Finding that space is a whole other story, outside of just searching on Google and crossing your fingers. It’s why Jonathan Wasserstrum started Squarefoot, which looks to not only create a hub for these vacant offices, but also have the systems in place — including brokers — to help companies eventually land that office space. Eventually companies as they grow have to graduate into increasingly larger and larger spots, but there’s a missing sweet spot for mid-stage companies that are looking for space but don’t necessarily have the relationships with those big office brokers just yet, and instead are just looking through a friend of a friend. The company said today that it has raised $7 million in a new financing round led by Rosecliff Ventures, with RRE Ventures, Triangle Peak Partners, Armory Square Ventures, and others participating.
“If you talk to any CEO and you ask what they think about commercial real estate brokers, they’ll say, ‘oh, the guys that send an email every week,'” co-founder Jonathan Wasserstrum said. “The industry has been slow to adopt because the average person who owns the building is fine. They don’t wake up every morning and say this process sucks. But the people who wake up and say the process sucks are looking for space. That was kind of one fo the early things that we kind of figured out and focused a lot of attention on aggregating that tenant demand.
Squarefoot starts off on the buyer side as an aggregation platform that localizes open office space into one spot. While companies used to have to Google search something along the lines of “Chelsea office space” in New York — especially for early-stage companies that are just starting to outgrow their early offices — the goal is to always have Squarefoot come up as a result for that. It already happens thanks to a lot of efforts on the marketing front, but eventually with enough inventory and demand the hope is that building owners will be coming to Squarefoot in the first place. (That you see an ad for Squarefoot as a result for a lot of these searches already is, for example, no accident.)
Squarefoot is also another company that is adopting a sort of hybrid model that includes both a set of tools and algorithms to aggregate together all that space into one spot, but keep consultants and brokers in the mix in order to actually close those deals.

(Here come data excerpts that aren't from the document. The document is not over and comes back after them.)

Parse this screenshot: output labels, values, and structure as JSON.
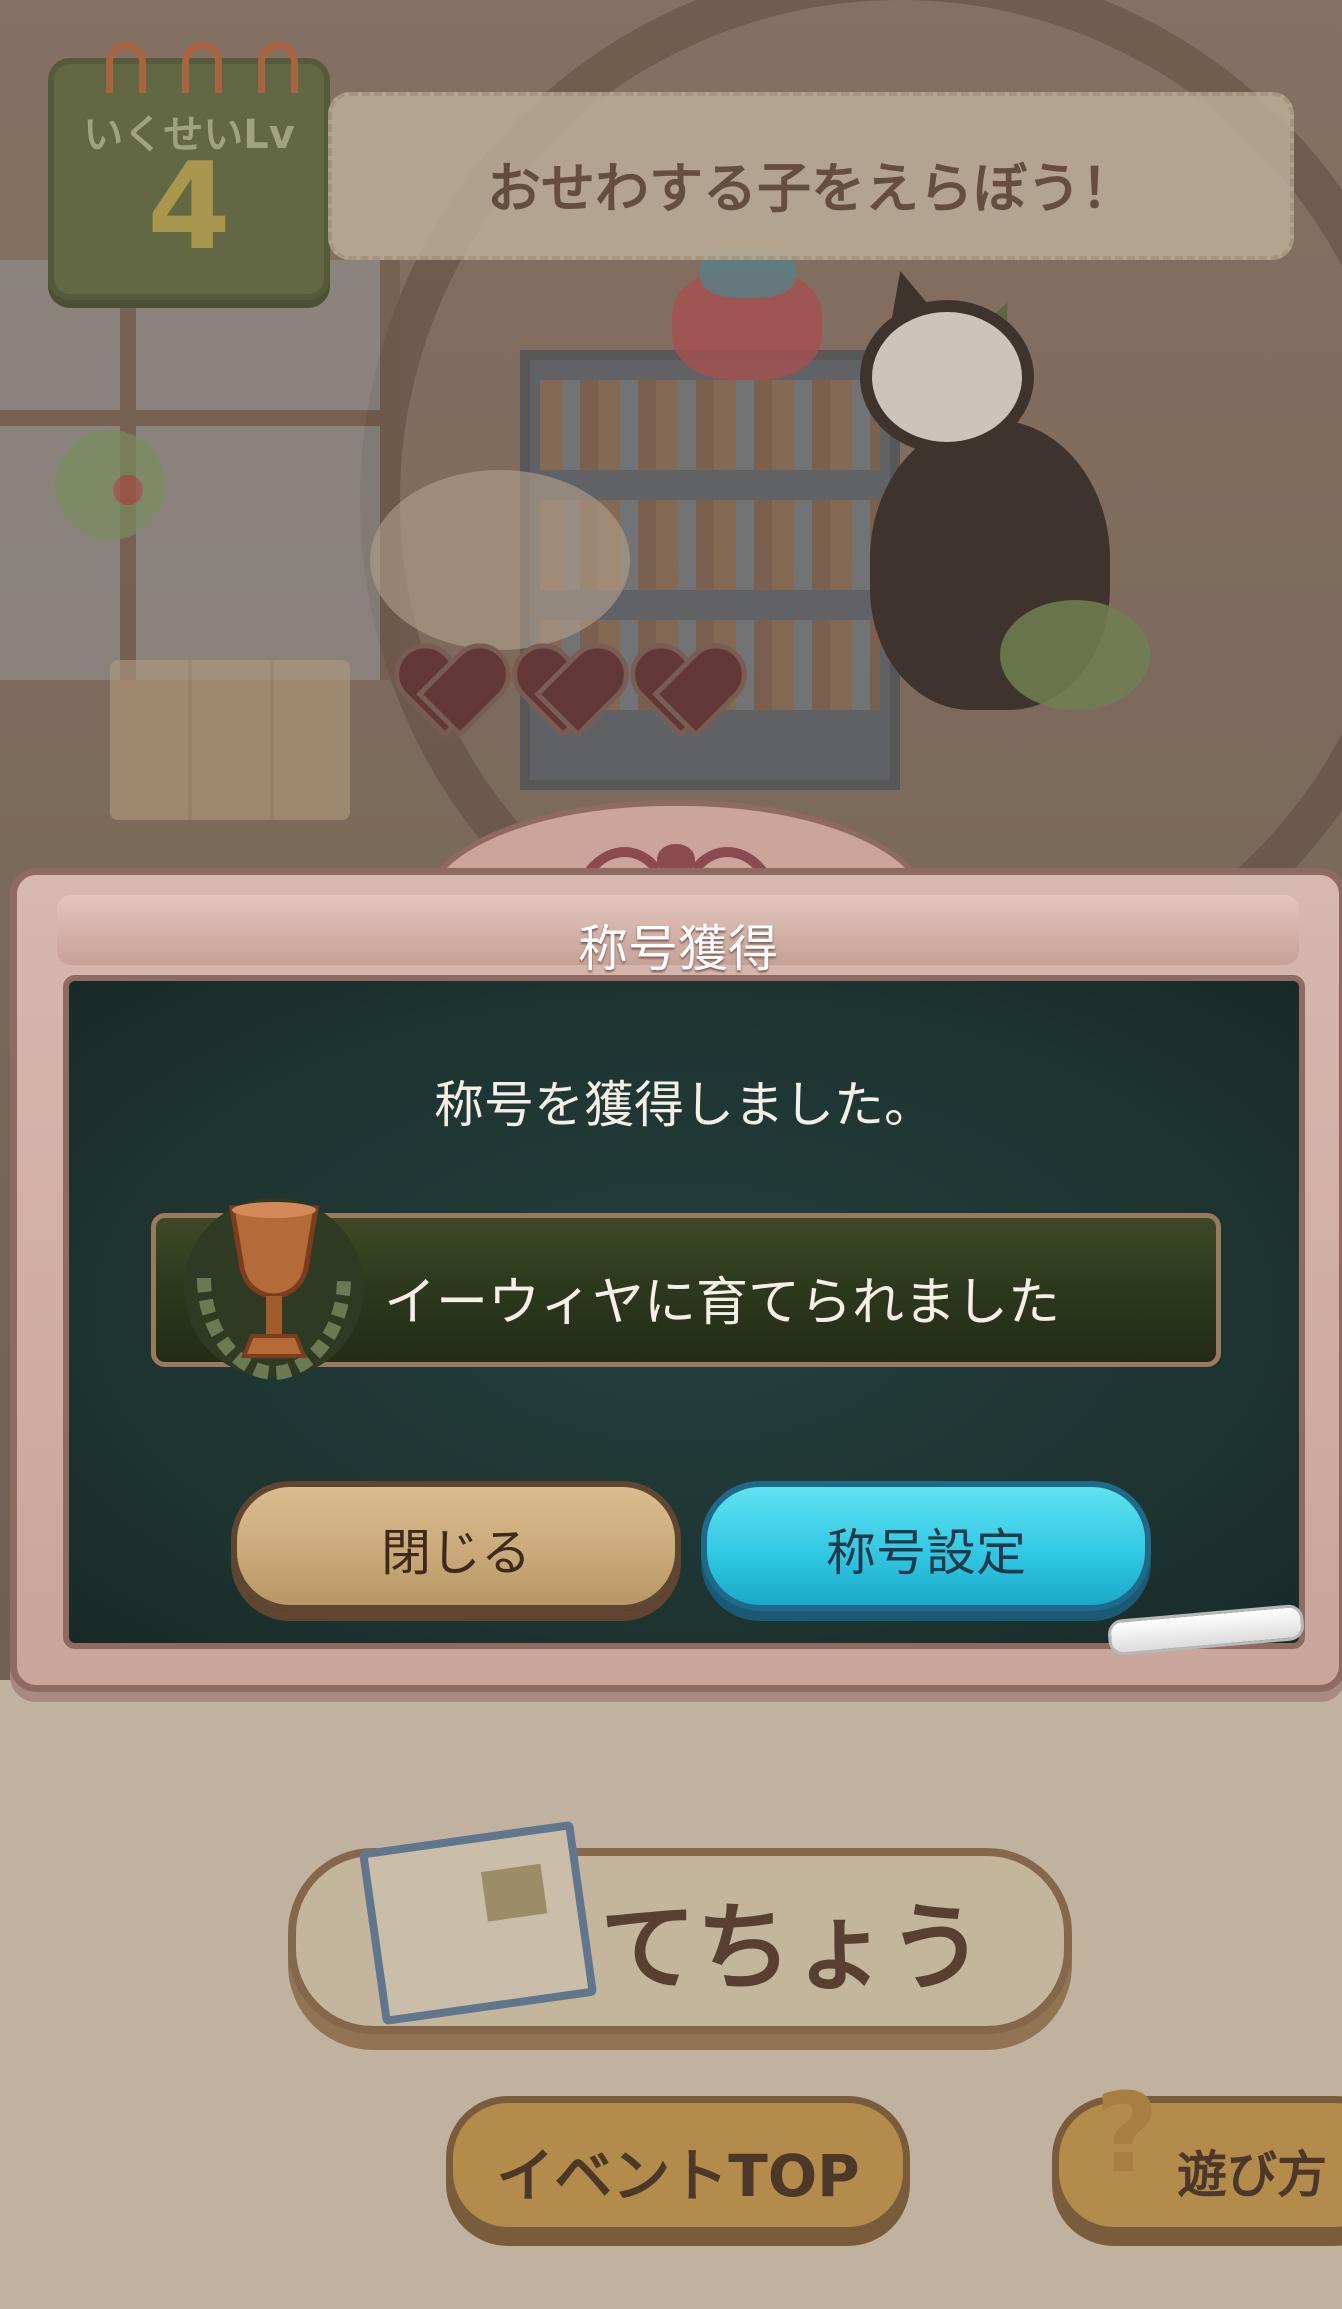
{
  "header": {
    "level_label": "いくせいLv",
    "level_value": "4",
    "banner_text": "おせわする子をえらぼう！"
  },
  "dialog": {
    "title": "称号獲得",
    "message": "称号を獲得しました。",
    "award_title": "イーウィヤに育てられました",
    "close_label": "閉じる",
    "settings_label": "称号設定"
  },
  "footer": {
    "notebook_label": "てちょう",
    "event_top_label": "イベントTOP",
    "howto_label": "遊び方",
    "howto_mark": "?"
  },
  "colors": {
    "dialog_board": "#1d3330",
    "settings_button": "#2fc6e2",
    "close_button": "#c9a878",
    "frame": "#c9a59a"
  },
  "icons": {
    "award": "bronze-trophy-icon",
    "notebook": "notebook-icon",
    "help": "question-mark-icon"
  }
}
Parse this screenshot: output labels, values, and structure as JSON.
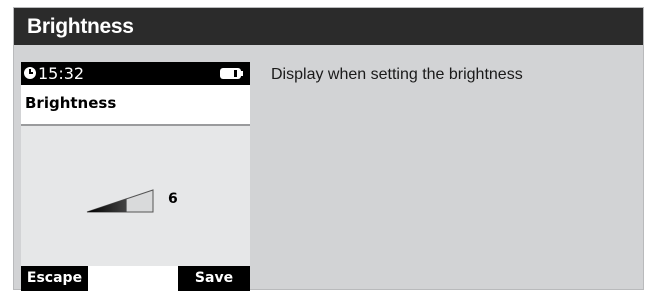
{
  "panel": {
    "title": "Brightness",
    "description": "Display when setting the brightness"
  },
  "device": {
    "status": {
      "time": "15:32",
      "clock_icon": "clock-icon",
      "battery_icon": "battery-icon"
    },
    "screen_title": "Brightness",
    "brightness": {
      "value": "6",
      "level_fraction": 0.6
    },
    "softkeys": {
      "left_label": "Escape",
      "right_label": "Save"
    }
  },
  "colors": {
    "panel_header": "#2b2b2b",
    "panel_background": "#d2d3d5",
    "device_bar": "#000000"
  }
}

It’s a stance that the venture community seems to be increasingly softening on as more and more companies launch with the idea that the biggest deals need to have an actual human on the other end in order to manage that relationship.

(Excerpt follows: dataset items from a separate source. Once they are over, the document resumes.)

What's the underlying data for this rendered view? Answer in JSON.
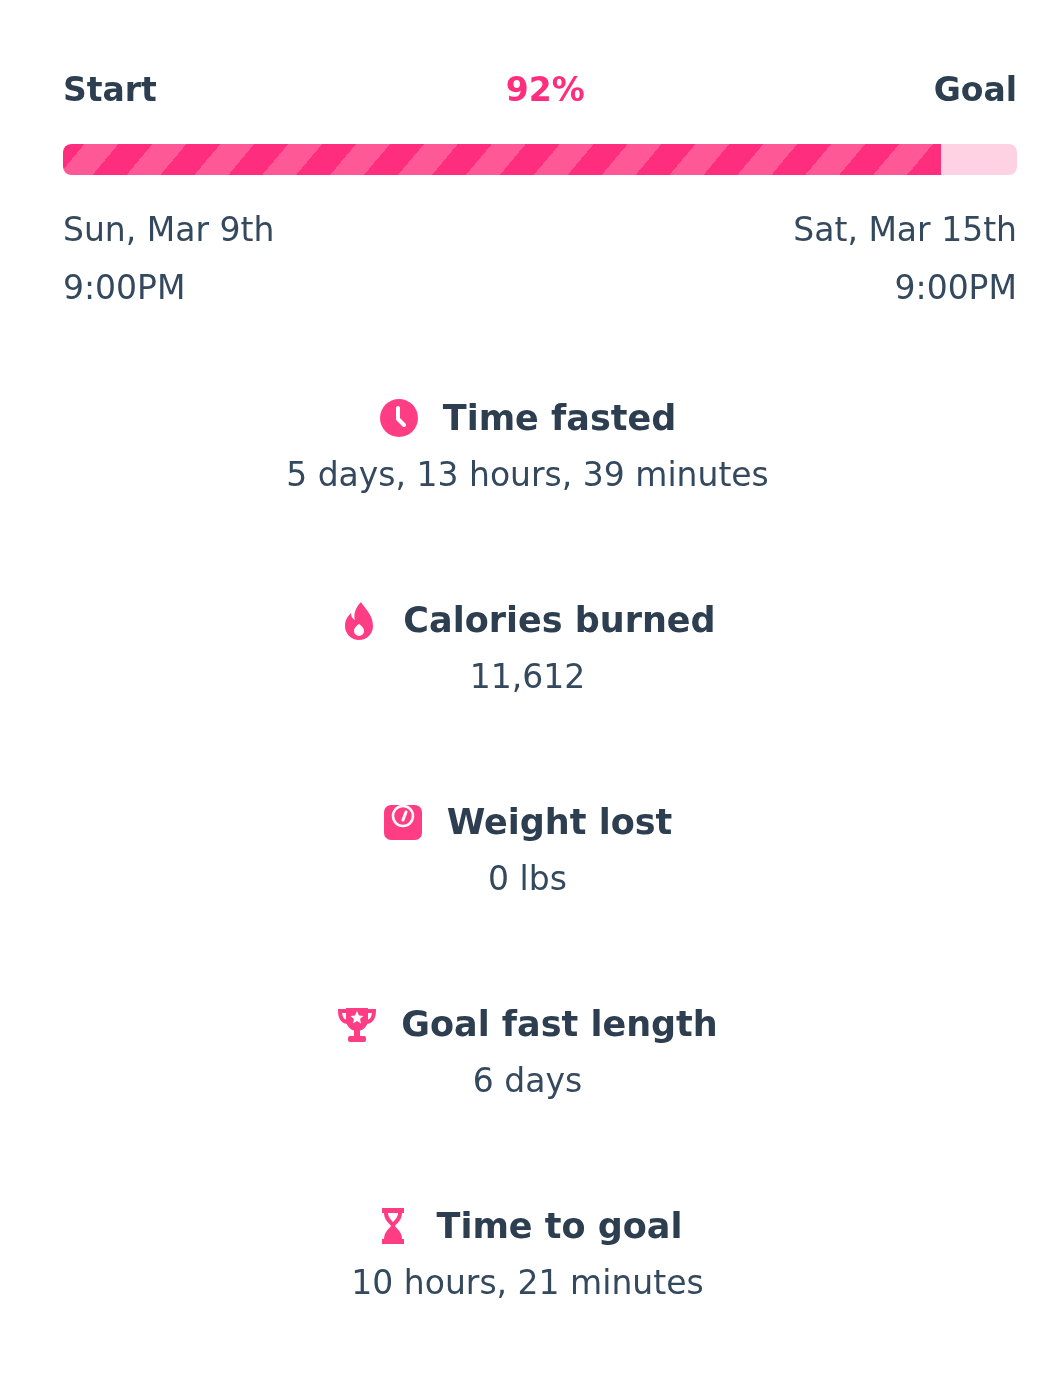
{
  "progress": {
    "start_label": "Start",
    "percent": "92%",
    "goal_label": "Goal",
    "level": 0.92,
    "start_date": "Sun, Mar 9th",
    "start_time": "9:00PM",
    "goal_date": "Sat, Mar 15th",
    "goal_time": "9:00PM"
  },
  "stats": [
    {
      "kind": "clock",
      "title": "Time fasted",
      "value": "5 days, 13 hours, 39 minutes"
    },
    {
      "kind": "flame",
      "title": "Calories burned",
      "value": "11,612"
    },
    {
      "kind": "scale",
      "title": "Weight lost",
      "value": "0 lbs"
    },
    {
      "kind": "trophy",
      "title": "Goal fast length",
      "value": "6 days"
    },
    {
      "kind": "hourglass",
      "title": "Time to goal",
      "value": "10 hours, 21 minutes"
    }
  ]
}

“We’re not trying to remove brokers, we have them on staff, we think there’s a much better way to go through the process,” Wasserstrum said. “When I am buying a ticket to Chicago, I’m fine going to Kayak and I don’t need a travel agent. But when I’m the CEO of a company and about to sign a three-year lease that’s a $1.5 million liability, and I’ve never done this before, shouldn’t I want someone to help me out? I do not see in the near future this e-commerce experience for commercial real estate. You don’t put it in your shopping cart.”

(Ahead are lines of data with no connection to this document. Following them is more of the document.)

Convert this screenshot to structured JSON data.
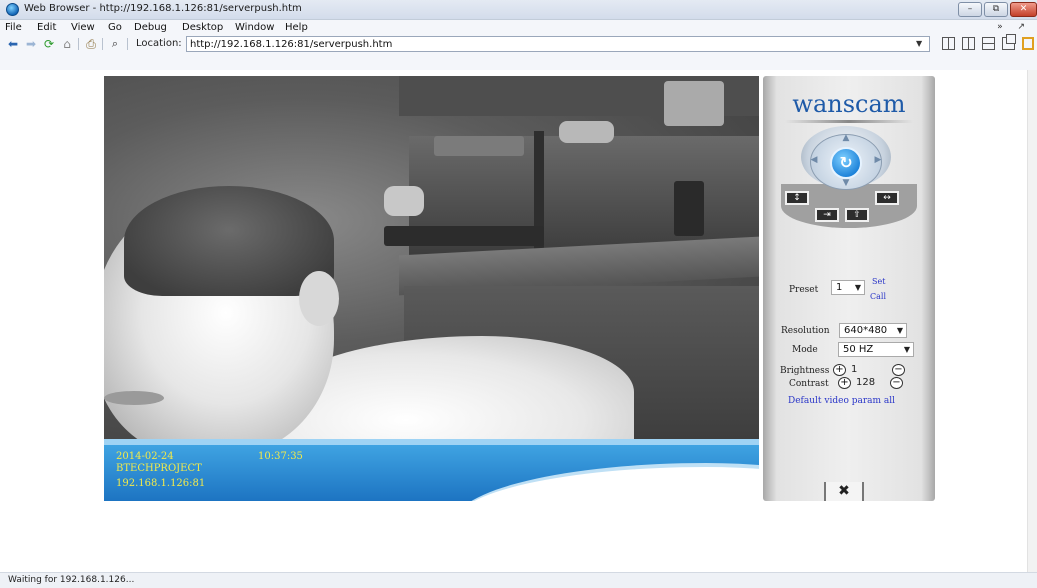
{
  "window": {
    "title": "Web Browser - http://192.168.1.126:81/serverpush.htm",
    "minimize": "–",
    "maximize": "⧉",
    "close": "✕"
  },
  "menu": {
    "items": [
      "File",
      "Edit",
      "View",
      "Go",
      "Debug",
      "Desktop",
      "Window",
      "Help"
    ],
    "corner": "» ↗"
  },
  "toolbar": {
    "location_label": "Location:",
    "location_value": "http://192.168.1.126:81/serverpush.htm"
  },
  "osd": {
    "date": "2014-02-24",
    "time": "10:37:35",
    "camera_name": "BTECHPROJECT",
    "ip": "192.168.1.126:81"
  },
  "panel": {
    "brand": "wanscam",
    "preset_label": "Preset",
    "preset_value": "1",
    "set_link": "Set",
    "call_link": "Call",
    "resolution_label": "Resolution",
    "resolution_value": "640*480",
    "mode_label": "Mode",
    "mode_value": "50 HZ",
    "brightness_label": "Brightness",
    "brightness_value": "1",
    "contrast_label": "Contrast",
    "contrast_value": "128",
    "default_link": "Default video param all"
  },
  "status": {
    "text": "Waiting for 192.168.1.126..."
  },
  "colors": {
    "brand": "#1e5aa8",
    "osd_text": "#f2ea4a",
    "osd_bar": "#1d74c2",
    "link": "#2a36c8"
  },
  "icons": {
    "app": "browser-globe-icon",
    "back": "arrow-left-icon",
    "forward": "arrow-right-icon",
    "refresh": "refresh-icon",
    "home": "home-icon",
    "print": "print-icon",
    "find": "binoculars-icon",
    "ptz_center": "center-rotate-icon",
    "settings": "tools-icon"
  }
}
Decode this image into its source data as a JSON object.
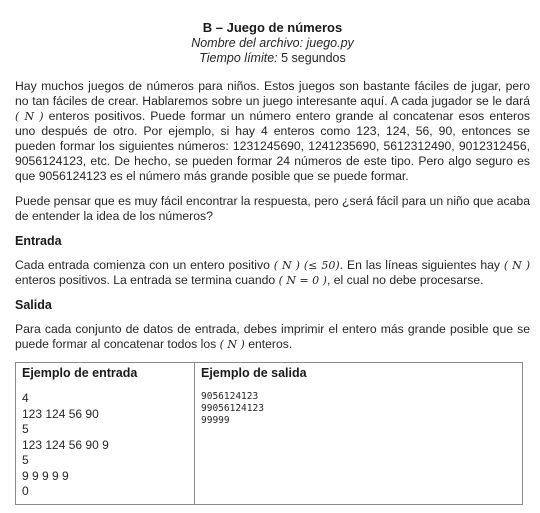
{
  "header": {
    "title": "B – Juego de números",
    "file_line": "Nombre del archivo: juego.py",
    "time_label": "Tiempo límite:",
    "time_value": " 5 segundos"
  },
  "intro": {
    "p1": "Hay muchos juegos de números para niños. Estos juegos son bastante fáciles de jugar, pero no tan fáciles de crear. Hablaremos sobre un juego interesante aquí. A cada jugador se le dará",
    "n_symbol": "( N )",
    "p1_b": "enteros positivos. Puede formar un número entero grande al concatenar esos enteros uno después de otro. Por ejemplo, si hay 4 enteros como 123, 124, 56, 90, entonces se pueden formar los siguientes números: 1231245690, 1241235690, 5612312490, 9012312456, 9056124123, etc. De hecho, se pueden formar 24 números de este tipo. Pero algo seguro es que 9056124123 es el número más grande posible que se puede formar.",
    "p2": "Puede pensar que es muy fácil encontrar la respuesta, pero ¿será fácil para un niño que acaba de entender la idea de los números?"
  },
  "entrada": {
    "heading": "Entrada",
    "t1": "Cada entrada comienza con un entero positivo",
    "m1": "( N ) (≤ 50).",
    "t2": " En las líneas siguientes hay",
    "m2": "( N )",
    "t3": " enteros positivos. La entrada se termina cuando",
    "m3": "( N = 0 )",
    "t4": ", el cual no debe procesarse."
  },
  "salida": {
    "heading": "Salida",
    "t1": "Para cada conjunto de datos de entrada, debes imprimir el entero más grande posible que se puede formar al concatenar todos los",
    "m1": "( N )",
    "t2": " enteros."
  },
  "examples": {
    "input_title": "Ejemplo de entrada",
    "output_title": "Ejemplo de salida",
    "input_lines": [
      "4",
      "123 124 56 90",
      "5",
      "123 124 56 90 9",
      "5",
      "9 9 9 9 9",
      "0"
    ],
    "output_lines": [
      "9056124123",
      "99056124123",
      "99999"
    ]
  }
}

And, to be sure, there are a lot of platforms that already focus on the consumer side, like Redfin for home search. But this is a big market, and there already is some activity — it just hasn’t picked up a ton of traction just yet because it is a slog to get everything all in one place. One of the original examples is 42Floors, but even then that company early on faced a lot of troubles trying to get the model working and in 2015 cut its brokerage team. That’s not a group of people Wasserstrum is looking to leave behind, simply because the end goal is to actually get these companies signing leases and not just serving as a search engine.